A editora Assírio & Alvim iniciou, em 2021, a publicação da obra poética de Jorge de Sena. Em 2022, as obras lançadas foram Pedra filosofal e As evidências. É este último que António Carlos Cortez resenha no mais recente JL, o Jornal de Letras, Artes e Ideias. Chamado pelo próprio poeta de “poema em 21 sonetos”, As evidências é uma obra fulcral na produção escrita de Sena e este comentário de António Cortez é mais do que necessário.

António Carlos Cortez

No breve, mas excelente prefácio de Silvina Rodrigues Lopes, e a respeito desta reedição de As Evidências, de Jorge de Sena, fala-se do seguinte: do problema que a realidade constitui para Sena nestes vinte e um sonetos; uma realidade “vista e sentida como evidência de uma representação que serve de instrumento de suplício e impedimento da singularidade de uma vida”, da poesia como “obstinação do pensamento”. Isto é, do que, pensando sobre o real, é nele afeto e afeção, que o mesmo é dizer de uma poesia que se lança sobre o desconcerto do mundo numa tentativa dupla de compreender o absurdo: poesia é em Sena chamamento das coisas, escreve a ensaísta, e “confiança em que sentir e pensar se fazem indiscerníveis”. Nesse livro primeiramente publicado na coleção Cancioneiro Geral em 1955 o “desconcerto humanamente aberto” nada tem que ver com uma situação política que possamos facilmente identificar. O desconcerto seniano é construção através da qual pensar e sentir é uma expressão desejante. Sena, fiel a um poundiano make it new, escreve “um poema em 21 sonetos”, tecendo neles itinerário que é espelho da vida e figuralidade de uma escrita: datas, diacronia, referências: as duas epígrafes de As Evidências: em Daniel G. Hoffman o eco da bomba que a natureza ignorou, mas que a poesia, como arma, fará lembrar; de Emerson, a referência aos deuses, a irrealidade prodigiosa, a invenção nossa de um real explicável.

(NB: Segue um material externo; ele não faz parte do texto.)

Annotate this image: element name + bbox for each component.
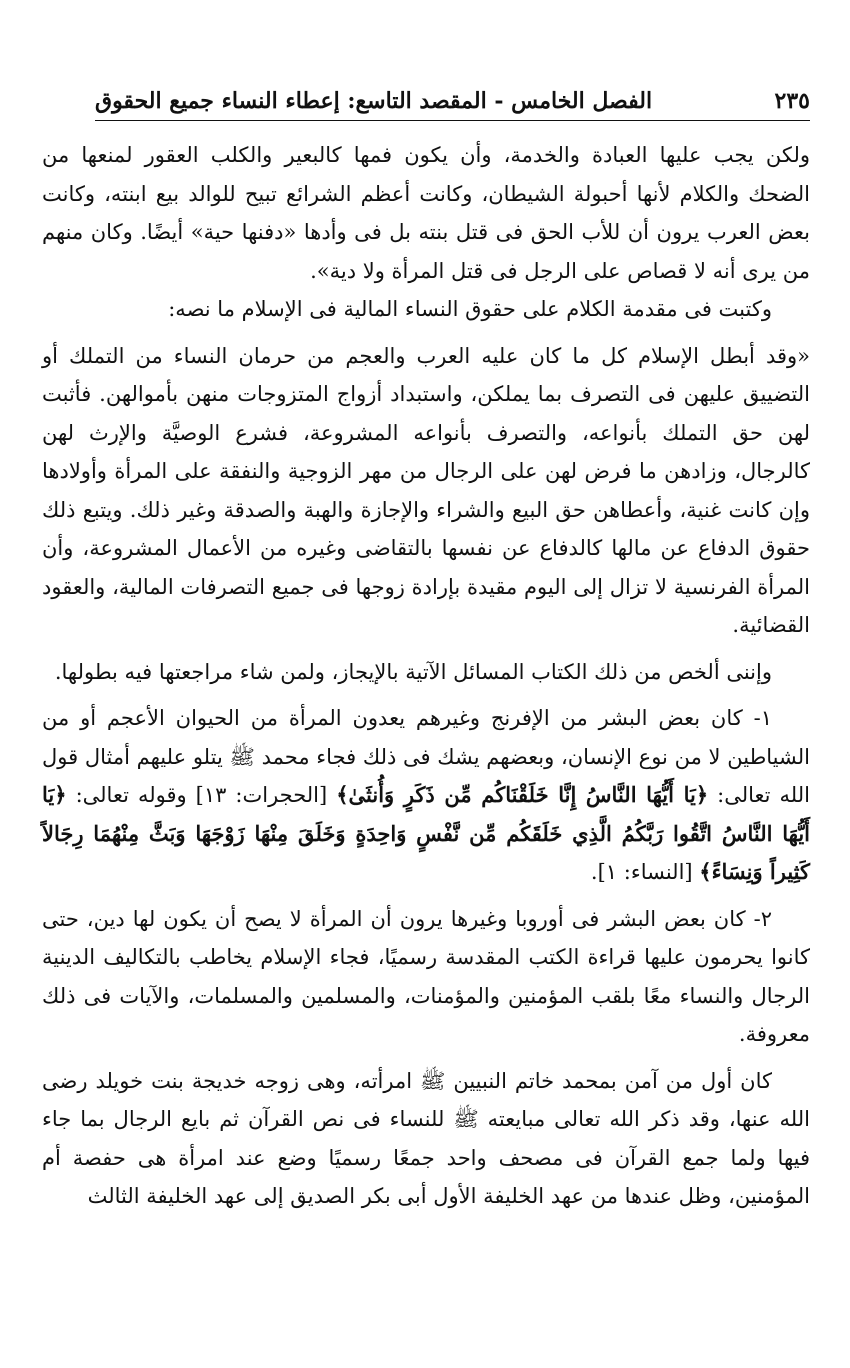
verse-reference-nisa: [النساء: ١].	[590, 860, 693, 884]
quran-verse-nisa: ﴿يَا أَيُّهَا النَّاسُ اتَّقُوا رَبَّكُمُ الَّذِي خَلَقَكُم مِّن نَّفْسٍ وَاحِدَةٍ وَخَلَقَ مِنْهَا زَوْجَهَا وَبَثَّ مِنْهُمَا رِجَالاً كَثِيراً وَنِسَاءً﴾	[42, 782, 810, 884]
spacer	[42, 645, 810, 653]
header-rule	[95, 120, 810, 121]
paragraph-khadija: كان أول من آمن بمحمد خاتم النبيين ﷺ امرأته، وهى زوجه خديجة بنت خويلد رضى الله عنها، وقد ذكر الله تعالى مبايعته ﷺ للنساء فى نص القرآن ثم بايع الرجال بما جاء فيها ولما جمع القرآن فى مصحف واحد جمعًا رسميًا وضع عند امرأة هى حفصة أم المؤمنين، وظل عندها من عهد الخليفة الأول أبى بكر الصديق إلى عهد الخليفة الثالث	[42, 1068, 810, 1208]
paragraph-quote: «وقد أبطل الإسلام كل ما كان عليه العرب والعجم من حرمان النساء من التملك أو التضييق عليهن فى التصرف بما يملكن، واستبداد أزواج المتزوجات منهن بأموالهن. فأثبت لهن حق التملك بأنواعه، والتصرف بأنواعه المشروعة، فشرع الوصيَّة والإرث لهن كالرجال، وزادهن ما فرض لهن على الرجال من مهر الزوجية والنفقة على المرأة وأولادها وإن كانت غنية، وأعطاهن حق البيع والشراء والإجازة والهبة والصدقة وغير ذلك. ويتبع ذلك حقوق الدفاع عن مالها كالدفاع عن نفسها بالتقاضى وغيره من الأعمال المشروعة، وأن المرأة الفرنسية لا تزال إلى اليوم مقيدة بإرادة زوجها فى جميع التصرفات المالية، والعقود القضائية.	[42, 343, 810, 637]
page-body	[42, 136, 810, 1216]
paragraph-summary: وإننى ألخص من ذلك الكتاب المسائل الآتية بالإيجاز، ولمن شاء مراجعتها فيه بطولها.	[54, 659, 772, 684]
spacer	[42, 691, 810, 699]
page-header	[95, 82, 810, 116]
verse-reference-hujurat: [الحجرات: ١٣] وقوله تعالى:	[75, 783, 328, 807]
spacer	[42, 892, 810, 900]
paragraph-continuation: ولكن يجب عليها العبادة والخدمة، وأن يكون فمها كالبعير والكلب العقور لمنعها من الضحك والكلام لأنها أحبولة الشيطان، وكانت أعظم الشرائع تبيح للوالد بيع ابنته، وكانت بعض العرب يرون أن للأب الحق فى قتل بنته بل فى وأدها «دفنها حية» أيضًا. وكان منهم من يرى أنه لا قصاص على الرجل فى قتل المرأة ولا دية».	[42, 143, 810, 283]
spacer	[42, 329, 810, 337]
running-title: الفصل الخامس - المقصد التاسع: إعطاء النساء جميع الحقوق	[95, 88, 653, 114]
paragraph-point-1	[42, 699, 810, 892]
spacer	[42, 1054, 810, 1062]
page-number: ٢٣٥	[774, 88, 810, 114]
quran-verse-hujurat: ﴿يَا أَيُّهَا النَّاسُ إِنَّا خَلَقْنَاكُم مِّن ذَكَرٍ وَأُنثَىٰ﴾	[336, 782, 709, 807]
point-1-text: ١- كان بعض البشر من الإفرنج وغيرهم يعدون المرأة من الحيوان الأعجم أو من الشياطين لا من نوع الإنسان، وبعضهم يشك فى ذلك فجاء محمد ﷺ يتلو عليهم أمثال قول الله تعالى:	[42, 706, 810, 807]
paragraph-point-2: ٢- كان بعض البشر فى أوروبا وغيرها يرون أن المرأة لا يصح أن يكون لها دين، حتى كانوا يحرمون عليها قراءة الكتب المقدسة رسميًا، فجاء الإسلام يخاطب بالتكاليف الدينية الرجال والنساء معًا بلقب المؤمنين والمؤمنات، والمسلمين والمسلمات، والآيات فى ذلك معروفة.	[42, 906, 810, 1046]
paragraph-intro: وكتبت فى مقدمة الكلام على حقوق النساء المالية فى الإسلام ما نصه:	[168, 297, 772, 321]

Sonetos cuja organização, ao contrário dos que lemos em Coroa da Terra, são o reflexo mesmo da mudança não só enquanto lugar camoniano e lugar da modernidade literária, mas espelho mesmo daquilo que, dessa Modernidade, vindo de Baudelaire a Rilke, passando por Rimbaud e Paul Éluard (poetas que Silvina identifica, mas a que poderíamos juntar Antero e Nerval, já que Sena reelabora uma dicção que para estes poetas igualmente reenvia em subtis imagens e visão de mundo) é a afirmação de um corpo verbal constituído por “objetos multi-significativos” (a expressão é do próprio Sena no prefácio que para este seu livro escreveu), funcionando a textualidade destes objetos como evidência da mudança poemática da forma “soneto”.

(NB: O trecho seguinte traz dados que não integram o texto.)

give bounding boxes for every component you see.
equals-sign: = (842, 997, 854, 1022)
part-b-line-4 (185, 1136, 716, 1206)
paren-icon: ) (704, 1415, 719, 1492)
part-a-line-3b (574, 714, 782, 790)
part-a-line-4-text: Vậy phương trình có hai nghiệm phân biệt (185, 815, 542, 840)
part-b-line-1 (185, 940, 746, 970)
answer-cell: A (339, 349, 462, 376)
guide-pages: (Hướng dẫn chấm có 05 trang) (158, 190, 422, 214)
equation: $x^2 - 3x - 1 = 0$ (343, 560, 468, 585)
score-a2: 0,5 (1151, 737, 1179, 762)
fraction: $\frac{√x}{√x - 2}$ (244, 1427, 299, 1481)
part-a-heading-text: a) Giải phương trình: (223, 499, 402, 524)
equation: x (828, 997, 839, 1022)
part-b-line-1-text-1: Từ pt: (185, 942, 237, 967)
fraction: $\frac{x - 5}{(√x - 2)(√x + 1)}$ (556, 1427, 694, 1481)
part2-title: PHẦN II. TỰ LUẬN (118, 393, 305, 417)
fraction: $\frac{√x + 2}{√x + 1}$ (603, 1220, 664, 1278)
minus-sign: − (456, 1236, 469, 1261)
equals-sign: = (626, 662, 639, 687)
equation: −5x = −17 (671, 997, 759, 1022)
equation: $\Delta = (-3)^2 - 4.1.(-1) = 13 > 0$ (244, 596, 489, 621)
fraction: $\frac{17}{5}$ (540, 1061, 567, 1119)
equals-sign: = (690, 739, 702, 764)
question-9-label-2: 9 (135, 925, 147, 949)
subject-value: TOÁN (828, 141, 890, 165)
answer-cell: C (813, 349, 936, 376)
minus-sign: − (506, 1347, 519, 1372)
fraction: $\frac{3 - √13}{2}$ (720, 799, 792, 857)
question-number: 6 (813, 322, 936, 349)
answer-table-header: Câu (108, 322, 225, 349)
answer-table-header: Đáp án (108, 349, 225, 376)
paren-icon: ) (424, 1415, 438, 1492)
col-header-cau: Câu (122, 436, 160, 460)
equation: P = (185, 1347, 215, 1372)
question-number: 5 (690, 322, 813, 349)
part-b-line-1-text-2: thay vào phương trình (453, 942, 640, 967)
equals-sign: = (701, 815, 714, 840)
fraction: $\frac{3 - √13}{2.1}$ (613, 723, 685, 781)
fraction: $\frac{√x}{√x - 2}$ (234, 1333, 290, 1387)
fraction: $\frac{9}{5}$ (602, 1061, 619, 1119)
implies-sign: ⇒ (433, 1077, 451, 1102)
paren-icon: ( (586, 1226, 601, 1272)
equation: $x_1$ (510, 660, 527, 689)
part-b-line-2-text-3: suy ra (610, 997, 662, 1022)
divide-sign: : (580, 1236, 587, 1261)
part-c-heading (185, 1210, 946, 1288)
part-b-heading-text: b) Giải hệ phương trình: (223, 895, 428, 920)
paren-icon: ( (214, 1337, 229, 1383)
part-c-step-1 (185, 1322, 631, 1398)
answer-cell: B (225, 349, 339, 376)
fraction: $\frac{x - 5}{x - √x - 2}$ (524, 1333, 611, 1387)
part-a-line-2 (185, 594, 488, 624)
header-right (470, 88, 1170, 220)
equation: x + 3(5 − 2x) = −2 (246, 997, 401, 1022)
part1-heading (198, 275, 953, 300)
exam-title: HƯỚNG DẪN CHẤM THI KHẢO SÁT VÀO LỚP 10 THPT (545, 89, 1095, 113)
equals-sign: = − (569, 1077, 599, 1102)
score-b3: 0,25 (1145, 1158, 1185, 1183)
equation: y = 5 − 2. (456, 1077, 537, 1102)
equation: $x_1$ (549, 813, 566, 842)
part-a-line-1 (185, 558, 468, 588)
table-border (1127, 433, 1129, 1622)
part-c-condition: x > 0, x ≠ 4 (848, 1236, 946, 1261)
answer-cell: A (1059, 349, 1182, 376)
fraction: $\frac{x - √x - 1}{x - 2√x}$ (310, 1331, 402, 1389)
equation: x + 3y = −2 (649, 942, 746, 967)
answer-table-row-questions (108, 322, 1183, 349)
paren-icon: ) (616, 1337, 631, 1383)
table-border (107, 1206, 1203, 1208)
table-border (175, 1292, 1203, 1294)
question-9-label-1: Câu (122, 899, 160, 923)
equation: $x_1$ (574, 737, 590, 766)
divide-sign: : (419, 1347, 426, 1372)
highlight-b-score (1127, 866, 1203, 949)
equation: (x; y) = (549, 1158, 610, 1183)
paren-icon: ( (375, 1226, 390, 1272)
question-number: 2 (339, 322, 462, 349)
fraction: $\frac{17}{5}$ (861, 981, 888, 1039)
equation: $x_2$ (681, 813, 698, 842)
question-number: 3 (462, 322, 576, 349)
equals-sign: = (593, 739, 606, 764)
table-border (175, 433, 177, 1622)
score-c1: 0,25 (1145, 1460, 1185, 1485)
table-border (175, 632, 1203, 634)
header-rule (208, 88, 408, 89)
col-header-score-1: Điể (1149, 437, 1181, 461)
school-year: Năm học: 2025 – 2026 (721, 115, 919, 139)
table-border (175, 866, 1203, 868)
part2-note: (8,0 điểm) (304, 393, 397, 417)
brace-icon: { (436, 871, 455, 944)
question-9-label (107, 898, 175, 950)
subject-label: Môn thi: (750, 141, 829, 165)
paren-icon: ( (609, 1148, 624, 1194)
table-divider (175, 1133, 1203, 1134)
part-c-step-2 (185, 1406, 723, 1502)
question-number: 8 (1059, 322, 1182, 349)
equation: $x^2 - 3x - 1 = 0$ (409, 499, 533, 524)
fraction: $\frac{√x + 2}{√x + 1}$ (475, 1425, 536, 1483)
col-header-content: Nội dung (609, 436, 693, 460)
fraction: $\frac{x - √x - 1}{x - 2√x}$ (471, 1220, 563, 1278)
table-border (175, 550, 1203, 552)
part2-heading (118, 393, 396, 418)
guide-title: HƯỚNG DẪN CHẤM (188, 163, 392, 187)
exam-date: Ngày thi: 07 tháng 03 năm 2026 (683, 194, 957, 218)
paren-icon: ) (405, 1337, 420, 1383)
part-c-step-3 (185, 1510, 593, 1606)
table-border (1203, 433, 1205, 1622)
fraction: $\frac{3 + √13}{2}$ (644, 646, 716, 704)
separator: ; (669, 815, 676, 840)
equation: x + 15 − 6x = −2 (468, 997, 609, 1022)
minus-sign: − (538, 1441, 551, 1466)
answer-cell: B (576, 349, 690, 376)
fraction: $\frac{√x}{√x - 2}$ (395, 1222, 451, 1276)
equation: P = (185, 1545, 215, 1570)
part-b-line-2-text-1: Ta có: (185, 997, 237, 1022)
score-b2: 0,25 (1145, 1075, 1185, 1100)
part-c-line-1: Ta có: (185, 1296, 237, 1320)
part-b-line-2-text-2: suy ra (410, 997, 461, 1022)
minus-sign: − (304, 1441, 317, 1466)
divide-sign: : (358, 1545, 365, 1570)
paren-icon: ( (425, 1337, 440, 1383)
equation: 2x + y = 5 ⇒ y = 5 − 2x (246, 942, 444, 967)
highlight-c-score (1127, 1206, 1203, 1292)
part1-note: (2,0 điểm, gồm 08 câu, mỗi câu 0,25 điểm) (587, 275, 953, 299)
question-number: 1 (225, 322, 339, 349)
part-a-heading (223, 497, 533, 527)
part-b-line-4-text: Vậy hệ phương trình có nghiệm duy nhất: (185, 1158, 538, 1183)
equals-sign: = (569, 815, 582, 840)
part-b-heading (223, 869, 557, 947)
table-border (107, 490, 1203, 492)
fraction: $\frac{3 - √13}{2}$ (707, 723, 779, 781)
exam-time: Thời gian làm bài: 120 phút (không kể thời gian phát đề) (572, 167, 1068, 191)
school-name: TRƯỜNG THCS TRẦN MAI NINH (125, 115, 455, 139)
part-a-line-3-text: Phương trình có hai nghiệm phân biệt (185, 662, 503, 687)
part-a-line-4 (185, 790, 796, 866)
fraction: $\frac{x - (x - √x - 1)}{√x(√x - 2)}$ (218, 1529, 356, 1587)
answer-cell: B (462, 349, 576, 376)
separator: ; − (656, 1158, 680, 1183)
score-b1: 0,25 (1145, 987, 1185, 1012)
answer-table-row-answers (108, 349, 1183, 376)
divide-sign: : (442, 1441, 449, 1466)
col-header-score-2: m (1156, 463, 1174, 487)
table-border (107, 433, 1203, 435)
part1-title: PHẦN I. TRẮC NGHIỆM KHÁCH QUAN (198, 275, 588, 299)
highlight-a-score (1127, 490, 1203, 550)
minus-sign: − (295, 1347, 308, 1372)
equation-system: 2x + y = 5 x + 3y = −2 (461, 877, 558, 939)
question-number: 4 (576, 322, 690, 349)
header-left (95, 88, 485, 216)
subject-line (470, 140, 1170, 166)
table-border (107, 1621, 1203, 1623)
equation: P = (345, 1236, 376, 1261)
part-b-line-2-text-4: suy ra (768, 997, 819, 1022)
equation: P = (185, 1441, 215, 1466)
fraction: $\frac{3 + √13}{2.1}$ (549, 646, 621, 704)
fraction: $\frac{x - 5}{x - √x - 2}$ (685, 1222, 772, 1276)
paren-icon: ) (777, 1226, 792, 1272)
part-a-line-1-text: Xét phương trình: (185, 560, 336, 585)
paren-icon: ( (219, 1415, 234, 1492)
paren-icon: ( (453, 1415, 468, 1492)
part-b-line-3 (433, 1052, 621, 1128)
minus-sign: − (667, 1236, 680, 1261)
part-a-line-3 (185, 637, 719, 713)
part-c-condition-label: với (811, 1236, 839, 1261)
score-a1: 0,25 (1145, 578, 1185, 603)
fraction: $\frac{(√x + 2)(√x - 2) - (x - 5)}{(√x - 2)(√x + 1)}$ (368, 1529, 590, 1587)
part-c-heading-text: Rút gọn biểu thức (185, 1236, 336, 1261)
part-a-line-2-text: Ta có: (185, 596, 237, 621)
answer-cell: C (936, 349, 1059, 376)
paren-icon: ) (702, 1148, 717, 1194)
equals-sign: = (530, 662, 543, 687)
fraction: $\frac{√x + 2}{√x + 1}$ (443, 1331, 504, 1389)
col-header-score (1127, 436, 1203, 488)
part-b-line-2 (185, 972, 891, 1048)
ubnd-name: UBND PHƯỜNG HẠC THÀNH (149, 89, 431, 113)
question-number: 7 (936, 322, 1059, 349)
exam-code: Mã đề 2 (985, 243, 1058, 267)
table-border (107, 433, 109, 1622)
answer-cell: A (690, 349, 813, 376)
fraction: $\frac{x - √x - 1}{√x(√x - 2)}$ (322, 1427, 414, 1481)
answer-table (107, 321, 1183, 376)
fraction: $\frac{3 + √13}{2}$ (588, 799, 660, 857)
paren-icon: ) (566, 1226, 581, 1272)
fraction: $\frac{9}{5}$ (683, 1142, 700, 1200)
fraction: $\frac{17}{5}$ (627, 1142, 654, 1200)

Com efeito, As Evidências, que no prefácio a Poesia I, serão entendidas como parte do próprio testemunho poético – expor as evidências dos esquemas feitos, das ideias previamente concebidas, de tudo quanto, enfim, ofende e impede a verdade nas relações humanas e a “fiel dedicação à honra de estar vivo” – são um labor verbal nuclear no caminho do poeta que Sena foi. Há um pesar da linguagem que é diálogo com a Tradição e, numa fase em que Pessoa e o Modernismo, bem como outros ‘ismos’ podem rever-se (do presencismo ao neo-realismo e numa reequação do surrealismo a que Sena não aderiu por ter sido ele, no fundo, quem primeiramente o cultiva e, por isso, isoladamente o faz sem favores de escola) à luz da frieza analítica, estes poemas mostram o poliédrico fazer-se da poesia.

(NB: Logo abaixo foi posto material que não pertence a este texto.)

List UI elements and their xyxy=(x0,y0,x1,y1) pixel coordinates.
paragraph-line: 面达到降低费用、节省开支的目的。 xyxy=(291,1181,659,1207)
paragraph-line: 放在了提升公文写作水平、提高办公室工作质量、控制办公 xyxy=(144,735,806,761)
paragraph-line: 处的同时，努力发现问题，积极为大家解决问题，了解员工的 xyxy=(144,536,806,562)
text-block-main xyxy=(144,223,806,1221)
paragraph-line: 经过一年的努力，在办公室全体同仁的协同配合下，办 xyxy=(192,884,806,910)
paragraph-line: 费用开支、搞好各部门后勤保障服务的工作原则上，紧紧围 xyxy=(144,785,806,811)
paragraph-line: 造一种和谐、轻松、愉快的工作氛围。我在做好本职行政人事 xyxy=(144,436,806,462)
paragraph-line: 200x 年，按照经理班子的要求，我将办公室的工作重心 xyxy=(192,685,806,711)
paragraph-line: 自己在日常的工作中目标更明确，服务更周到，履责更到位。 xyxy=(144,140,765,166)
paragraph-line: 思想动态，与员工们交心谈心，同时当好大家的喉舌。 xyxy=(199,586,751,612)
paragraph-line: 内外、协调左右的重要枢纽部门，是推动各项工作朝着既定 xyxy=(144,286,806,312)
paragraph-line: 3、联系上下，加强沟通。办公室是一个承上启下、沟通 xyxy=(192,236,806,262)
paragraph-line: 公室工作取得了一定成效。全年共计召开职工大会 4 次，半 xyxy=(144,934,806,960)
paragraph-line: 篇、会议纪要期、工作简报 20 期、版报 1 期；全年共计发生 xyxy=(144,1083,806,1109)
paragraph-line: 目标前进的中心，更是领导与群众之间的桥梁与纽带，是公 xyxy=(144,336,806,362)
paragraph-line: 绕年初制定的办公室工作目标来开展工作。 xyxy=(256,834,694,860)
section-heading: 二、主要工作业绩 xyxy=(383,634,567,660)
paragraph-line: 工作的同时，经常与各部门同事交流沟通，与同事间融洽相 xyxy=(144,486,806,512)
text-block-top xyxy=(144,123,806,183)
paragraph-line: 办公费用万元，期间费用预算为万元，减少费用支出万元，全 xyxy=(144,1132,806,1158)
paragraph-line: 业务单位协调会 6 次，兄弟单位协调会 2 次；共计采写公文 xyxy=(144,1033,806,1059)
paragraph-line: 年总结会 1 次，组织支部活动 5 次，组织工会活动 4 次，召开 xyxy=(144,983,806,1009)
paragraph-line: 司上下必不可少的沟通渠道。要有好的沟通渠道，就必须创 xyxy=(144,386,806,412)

Daí, a desobediência relativamente a quantos queriam da poesia a sua inserção catalogável em regimes de escrita: o classicismo da sintaxe é ainda uma forma de revolução no meio dos “ismos” da moda: “Desta vergonha de existir ouvindo/ amordaçado, as vãs palavras belas/ por repetidas quanto mais traindo/ tornadas vácuas da beleza delas;// desta vergonha de viver mentindo/ só porque escuto o que dizeis com elas;/ desta vergonha de assistir medindo/ por elas as injúrias por trás delas// ao mesmo sangue com que foram feitas/ ao suor e ao sémen por que são eleitas/ e à simples morte de chegar-se ao fim;// desta vergonha inominável grito/ a própria vida com que às coisas fito:/ calai-vos, ímpios, que jurais por mim!” (p.30).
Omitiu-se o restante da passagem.